Sauf à vivre comme les animaux, guidés par leurs instincts, sans pensée ni réflexion, voilà un ouvrage auquel nul ne peut rester insensible. Un ouvrage exigeant, tant il condense dans ses surprenantes divagations le désarroi du vivant devant l'absurde de sa condition, à ne savoir répondre qu'à la seule question : pourquoi la vie ? Point de réponse de la part des religions. Elles ne font "qu'emplir les âmes du vide du monde". Point de recours en Dieu qui n'est qu'un "créateur d'impossibilités".

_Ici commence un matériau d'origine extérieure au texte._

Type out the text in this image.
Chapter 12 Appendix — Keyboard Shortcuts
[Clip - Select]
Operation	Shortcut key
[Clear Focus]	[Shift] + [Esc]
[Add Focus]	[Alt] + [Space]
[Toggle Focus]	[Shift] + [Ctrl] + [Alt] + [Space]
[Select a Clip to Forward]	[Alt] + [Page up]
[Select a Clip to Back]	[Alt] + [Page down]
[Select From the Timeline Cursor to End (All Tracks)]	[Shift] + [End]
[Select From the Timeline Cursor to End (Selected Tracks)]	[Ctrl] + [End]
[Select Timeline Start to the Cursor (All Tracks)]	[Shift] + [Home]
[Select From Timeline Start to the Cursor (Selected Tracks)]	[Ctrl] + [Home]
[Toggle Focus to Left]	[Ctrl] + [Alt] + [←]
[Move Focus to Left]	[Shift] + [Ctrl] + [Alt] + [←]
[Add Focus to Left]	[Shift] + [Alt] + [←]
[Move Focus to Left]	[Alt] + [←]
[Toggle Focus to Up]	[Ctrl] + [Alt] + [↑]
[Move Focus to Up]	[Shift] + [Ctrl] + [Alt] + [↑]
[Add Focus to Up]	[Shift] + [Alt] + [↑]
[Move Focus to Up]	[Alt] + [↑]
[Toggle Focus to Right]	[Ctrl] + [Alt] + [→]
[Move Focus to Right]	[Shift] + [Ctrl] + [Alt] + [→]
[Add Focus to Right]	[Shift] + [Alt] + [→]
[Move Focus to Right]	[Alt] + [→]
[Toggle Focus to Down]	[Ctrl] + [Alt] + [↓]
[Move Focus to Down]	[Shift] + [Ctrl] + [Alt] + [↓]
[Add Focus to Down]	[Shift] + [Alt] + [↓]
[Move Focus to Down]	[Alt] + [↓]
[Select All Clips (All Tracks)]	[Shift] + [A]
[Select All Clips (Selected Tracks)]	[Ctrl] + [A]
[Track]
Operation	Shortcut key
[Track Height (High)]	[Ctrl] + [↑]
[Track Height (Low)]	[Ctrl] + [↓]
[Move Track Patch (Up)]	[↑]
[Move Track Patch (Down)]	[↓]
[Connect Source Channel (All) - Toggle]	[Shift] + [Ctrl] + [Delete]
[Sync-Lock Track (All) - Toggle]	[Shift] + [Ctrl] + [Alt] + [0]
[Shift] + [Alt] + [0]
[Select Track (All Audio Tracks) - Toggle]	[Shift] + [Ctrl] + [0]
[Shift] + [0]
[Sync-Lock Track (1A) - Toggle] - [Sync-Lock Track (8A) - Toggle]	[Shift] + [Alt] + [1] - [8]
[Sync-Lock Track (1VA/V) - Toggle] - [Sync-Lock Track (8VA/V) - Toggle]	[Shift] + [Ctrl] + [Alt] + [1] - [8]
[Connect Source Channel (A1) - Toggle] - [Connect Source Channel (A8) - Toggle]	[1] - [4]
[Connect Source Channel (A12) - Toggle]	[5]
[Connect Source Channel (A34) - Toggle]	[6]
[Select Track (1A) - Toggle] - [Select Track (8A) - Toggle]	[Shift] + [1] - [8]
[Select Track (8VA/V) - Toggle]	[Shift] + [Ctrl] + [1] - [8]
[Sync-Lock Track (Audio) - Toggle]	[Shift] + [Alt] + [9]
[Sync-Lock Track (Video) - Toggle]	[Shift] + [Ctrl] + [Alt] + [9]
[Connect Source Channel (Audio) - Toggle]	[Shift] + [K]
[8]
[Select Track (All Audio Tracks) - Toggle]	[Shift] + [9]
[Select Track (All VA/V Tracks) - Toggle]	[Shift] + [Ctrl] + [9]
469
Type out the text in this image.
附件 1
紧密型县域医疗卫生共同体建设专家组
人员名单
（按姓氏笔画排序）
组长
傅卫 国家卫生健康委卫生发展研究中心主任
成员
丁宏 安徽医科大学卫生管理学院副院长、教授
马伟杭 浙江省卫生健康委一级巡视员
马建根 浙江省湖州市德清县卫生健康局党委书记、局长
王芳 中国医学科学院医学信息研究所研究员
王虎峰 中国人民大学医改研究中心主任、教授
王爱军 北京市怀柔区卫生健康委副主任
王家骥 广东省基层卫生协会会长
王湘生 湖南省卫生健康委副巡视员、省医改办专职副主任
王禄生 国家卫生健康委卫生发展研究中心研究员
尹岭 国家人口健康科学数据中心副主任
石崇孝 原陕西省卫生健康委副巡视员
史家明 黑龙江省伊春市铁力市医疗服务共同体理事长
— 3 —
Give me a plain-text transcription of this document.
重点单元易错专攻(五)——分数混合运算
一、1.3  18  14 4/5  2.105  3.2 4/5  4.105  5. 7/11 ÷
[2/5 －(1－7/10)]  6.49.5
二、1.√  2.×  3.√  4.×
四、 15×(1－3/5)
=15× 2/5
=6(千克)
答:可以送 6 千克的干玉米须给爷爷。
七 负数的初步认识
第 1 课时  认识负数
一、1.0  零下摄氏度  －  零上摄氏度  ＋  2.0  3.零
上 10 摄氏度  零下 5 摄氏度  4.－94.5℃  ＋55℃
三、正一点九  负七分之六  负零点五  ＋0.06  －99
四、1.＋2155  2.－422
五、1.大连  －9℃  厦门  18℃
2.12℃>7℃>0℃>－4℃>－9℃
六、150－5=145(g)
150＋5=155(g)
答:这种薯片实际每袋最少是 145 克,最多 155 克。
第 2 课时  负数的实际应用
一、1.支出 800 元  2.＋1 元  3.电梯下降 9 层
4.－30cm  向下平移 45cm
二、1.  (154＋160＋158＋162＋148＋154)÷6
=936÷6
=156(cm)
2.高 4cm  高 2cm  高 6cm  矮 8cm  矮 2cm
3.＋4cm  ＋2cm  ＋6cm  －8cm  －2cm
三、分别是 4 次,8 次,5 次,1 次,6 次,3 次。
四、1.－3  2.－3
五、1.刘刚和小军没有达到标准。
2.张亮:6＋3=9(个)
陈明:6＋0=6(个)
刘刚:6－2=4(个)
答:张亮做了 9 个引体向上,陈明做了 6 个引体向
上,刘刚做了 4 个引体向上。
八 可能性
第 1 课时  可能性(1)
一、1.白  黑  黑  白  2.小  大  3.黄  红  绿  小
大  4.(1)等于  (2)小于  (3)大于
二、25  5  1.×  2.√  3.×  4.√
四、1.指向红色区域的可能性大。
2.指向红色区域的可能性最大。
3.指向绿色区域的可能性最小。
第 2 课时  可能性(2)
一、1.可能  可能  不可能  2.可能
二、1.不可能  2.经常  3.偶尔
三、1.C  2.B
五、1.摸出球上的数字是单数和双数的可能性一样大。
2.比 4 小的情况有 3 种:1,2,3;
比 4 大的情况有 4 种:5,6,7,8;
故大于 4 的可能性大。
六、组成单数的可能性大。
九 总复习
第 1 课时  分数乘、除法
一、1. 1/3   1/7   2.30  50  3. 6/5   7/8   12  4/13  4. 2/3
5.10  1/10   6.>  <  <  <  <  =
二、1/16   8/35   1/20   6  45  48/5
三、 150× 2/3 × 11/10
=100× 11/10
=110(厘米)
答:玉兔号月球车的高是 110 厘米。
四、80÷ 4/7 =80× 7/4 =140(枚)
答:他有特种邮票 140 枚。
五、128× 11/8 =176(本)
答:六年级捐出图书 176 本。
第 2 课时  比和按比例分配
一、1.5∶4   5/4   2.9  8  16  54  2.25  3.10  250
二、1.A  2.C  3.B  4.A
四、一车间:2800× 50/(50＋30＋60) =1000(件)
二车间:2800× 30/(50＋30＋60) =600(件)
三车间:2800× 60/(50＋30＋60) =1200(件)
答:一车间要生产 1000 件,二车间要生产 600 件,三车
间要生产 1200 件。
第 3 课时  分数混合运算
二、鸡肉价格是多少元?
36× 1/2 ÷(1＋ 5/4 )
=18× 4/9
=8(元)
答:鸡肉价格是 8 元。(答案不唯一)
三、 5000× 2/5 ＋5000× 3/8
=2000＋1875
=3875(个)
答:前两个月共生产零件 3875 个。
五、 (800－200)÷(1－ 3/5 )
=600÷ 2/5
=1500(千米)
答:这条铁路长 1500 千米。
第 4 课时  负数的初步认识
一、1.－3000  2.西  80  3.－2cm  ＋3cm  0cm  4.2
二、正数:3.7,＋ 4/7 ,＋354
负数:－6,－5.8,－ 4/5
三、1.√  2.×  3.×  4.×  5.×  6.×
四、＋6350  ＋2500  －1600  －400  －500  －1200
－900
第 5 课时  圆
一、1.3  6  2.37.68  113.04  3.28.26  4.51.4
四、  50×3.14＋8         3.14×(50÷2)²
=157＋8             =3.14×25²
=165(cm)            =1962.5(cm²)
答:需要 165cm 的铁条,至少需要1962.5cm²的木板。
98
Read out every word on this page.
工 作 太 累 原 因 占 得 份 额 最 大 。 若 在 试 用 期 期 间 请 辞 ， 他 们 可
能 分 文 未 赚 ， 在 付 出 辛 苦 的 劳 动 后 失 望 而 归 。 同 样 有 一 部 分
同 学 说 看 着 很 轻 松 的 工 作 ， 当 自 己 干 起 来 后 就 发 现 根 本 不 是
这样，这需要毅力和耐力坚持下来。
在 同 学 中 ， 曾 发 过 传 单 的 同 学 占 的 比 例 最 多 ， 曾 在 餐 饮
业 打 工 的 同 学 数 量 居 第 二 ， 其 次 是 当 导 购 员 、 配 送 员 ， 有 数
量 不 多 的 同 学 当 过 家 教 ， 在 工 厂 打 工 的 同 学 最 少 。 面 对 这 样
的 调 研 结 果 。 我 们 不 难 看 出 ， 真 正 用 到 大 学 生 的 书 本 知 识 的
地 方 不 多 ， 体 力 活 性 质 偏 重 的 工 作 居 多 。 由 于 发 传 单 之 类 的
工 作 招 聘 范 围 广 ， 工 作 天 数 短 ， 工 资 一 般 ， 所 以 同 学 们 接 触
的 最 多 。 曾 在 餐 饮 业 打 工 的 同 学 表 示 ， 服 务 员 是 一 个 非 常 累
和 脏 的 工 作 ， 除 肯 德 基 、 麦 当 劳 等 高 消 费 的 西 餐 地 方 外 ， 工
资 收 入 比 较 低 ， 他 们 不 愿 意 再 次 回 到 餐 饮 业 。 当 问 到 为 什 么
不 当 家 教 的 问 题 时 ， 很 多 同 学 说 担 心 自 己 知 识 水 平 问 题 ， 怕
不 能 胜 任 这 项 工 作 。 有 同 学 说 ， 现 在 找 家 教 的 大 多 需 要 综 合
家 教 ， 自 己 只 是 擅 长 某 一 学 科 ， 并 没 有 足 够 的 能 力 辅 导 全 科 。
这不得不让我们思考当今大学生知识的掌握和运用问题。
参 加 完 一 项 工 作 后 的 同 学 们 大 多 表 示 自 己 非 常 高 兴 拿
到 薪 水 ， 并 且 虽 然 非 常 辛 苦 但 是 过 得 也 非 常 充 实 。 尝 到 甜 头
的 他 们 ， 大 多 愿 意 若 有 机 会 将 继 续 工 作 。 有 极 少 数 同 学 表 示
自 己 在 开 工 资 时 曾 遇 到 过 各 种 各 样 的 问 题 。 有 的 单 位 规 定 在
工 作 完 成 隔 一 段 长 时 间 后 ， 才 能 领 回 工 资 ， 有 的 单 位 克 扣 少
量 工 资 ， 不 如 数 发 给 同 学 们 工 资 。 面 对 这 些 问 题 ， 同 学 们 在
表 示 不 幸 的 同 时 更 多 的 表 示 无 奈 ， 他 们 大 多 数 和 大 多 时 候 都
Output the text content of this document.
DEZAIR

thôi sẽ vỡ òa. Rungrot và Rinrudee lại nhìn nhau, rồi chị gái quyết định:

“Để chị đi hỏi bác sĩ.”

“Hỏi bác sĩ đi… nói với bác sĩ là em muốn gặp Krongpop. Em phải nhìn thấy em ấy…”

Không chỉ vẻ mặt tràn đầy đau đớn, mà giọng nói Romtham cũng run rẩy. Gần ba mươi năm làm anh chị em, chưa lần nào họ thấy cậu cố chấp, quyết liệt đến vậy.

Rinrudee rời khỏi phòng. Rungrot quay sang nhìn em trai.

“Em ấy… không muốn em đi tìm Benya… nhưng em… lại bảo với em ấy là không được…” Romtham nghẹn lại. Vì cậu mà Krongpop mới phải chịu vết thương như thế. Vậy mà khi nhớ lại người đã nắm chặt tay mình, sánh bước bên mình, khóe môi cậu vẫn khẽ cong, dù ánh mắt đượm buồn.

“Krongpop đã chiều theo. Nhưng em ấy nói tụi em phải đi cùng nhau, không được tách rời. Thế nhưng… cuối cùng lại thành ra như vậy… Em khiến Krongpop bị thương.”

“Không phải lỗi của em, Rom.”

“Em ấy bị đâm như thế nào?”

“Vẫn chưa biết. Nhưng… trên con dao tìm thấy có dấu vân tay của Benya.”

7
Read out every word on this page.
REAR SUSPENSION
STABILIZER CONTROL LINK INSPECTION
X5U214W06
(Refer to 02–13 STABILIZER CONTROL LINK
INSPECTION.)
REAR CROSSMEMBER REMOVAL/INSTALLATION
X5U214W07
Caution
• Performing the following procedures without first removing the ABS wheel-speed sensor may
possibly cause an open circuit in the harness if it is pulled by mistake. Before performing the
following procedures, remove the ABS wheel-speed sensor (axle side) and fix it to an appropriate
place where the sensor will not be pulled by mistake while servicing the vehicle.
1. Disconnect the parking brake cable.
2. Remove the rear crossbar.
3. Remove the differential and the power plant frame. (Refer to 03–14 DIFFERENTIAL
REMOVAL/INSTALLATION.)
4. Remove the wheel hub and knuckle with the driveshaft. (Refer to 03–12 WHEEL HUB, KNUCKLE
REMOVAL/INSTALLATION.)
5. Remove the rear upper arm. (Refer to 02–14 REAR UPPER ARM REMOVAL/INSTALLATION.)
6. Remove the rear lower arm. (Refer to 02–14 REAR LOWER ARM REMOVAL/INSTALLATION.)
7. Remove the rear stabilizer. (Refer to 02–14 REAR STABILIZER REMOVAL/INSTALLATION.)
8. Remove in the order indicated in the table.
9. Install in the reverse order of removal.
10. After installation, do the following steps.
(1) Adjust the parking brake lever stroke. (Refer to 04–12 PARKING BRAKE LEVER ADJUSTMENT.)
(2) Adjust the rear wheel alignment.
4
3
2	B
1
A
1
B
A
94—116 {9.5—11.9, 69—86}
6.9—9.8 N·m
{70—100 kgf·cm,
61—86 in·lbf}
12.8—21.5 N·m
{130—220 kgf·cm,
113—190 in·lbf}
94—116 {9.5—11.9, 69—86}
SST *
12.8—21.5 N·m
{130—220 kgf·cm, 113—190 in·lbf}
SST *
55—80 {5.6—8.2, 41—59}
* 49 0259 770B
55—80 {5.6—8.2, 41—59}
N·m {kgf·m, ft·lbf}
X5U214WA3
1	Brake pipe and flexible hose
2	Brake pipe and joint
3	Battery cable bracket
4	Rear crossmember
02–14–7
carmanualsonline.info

Ouvrage essentiel et inutile à la fois. Essentiel parce qu'il brise la solitude des hommes en les associant aux mêmes interrogations. Inutile parce que ces dernières restent et resteront sans réponse. Mais ouvrage indispensable quand même, car le savoir-dire, en chœur, est un immense soulagement du cœur pour tous ceux qui comme moi restent silencieux à ne savoir dire la souffrance du vivant.

"Mais tout est absurde, et c'est encore rêver qui l'est le moins."

L'homme dans l'absurde de sa condition. A l'instar d'un Albert Camus vingt ans plus tard. Un cri à l'écho du monde, contre le mutisme de la résignation. Rêver, rêver encore et toujours. Nous ne sommes que ce que nous rêvons. Pessoa n'a fait que simuler sa vie, son esprit était ailleurs, à fouiller son âme comme le télescope scrute les trous noirs de l'univers, à écouter dans l'ennui la "sourde poésie de l'âme". Allégories sublimes qui font de lui un porte-parole de choix pour l'espèce affublée de la douleur de penser.

"Le Moi lui-même, celui qui appartient à chacun de nous, est peut-être une dimension divine."

Ouvrage d'un homme qui a pour patrie sa langue et s'épuise à ne savoir se situer entre l'être et le non-être, entre le moi et les autres, entre le tout et le néant. Entre tout et son contraire. Concept globalisant jusqu'à faire du Moi une composante de Dieu. La majuscule sied alors aux deux. Et pourquoi pas décréter la mort de Dieu, Nietzsche a bien osé.

Ouvrage de référence, intemporel, d'une mélancolie lumineuse et envoutante, qui nous fait souffrir par sympathie, au fond de cet "asile de fous" qu'est notre âme.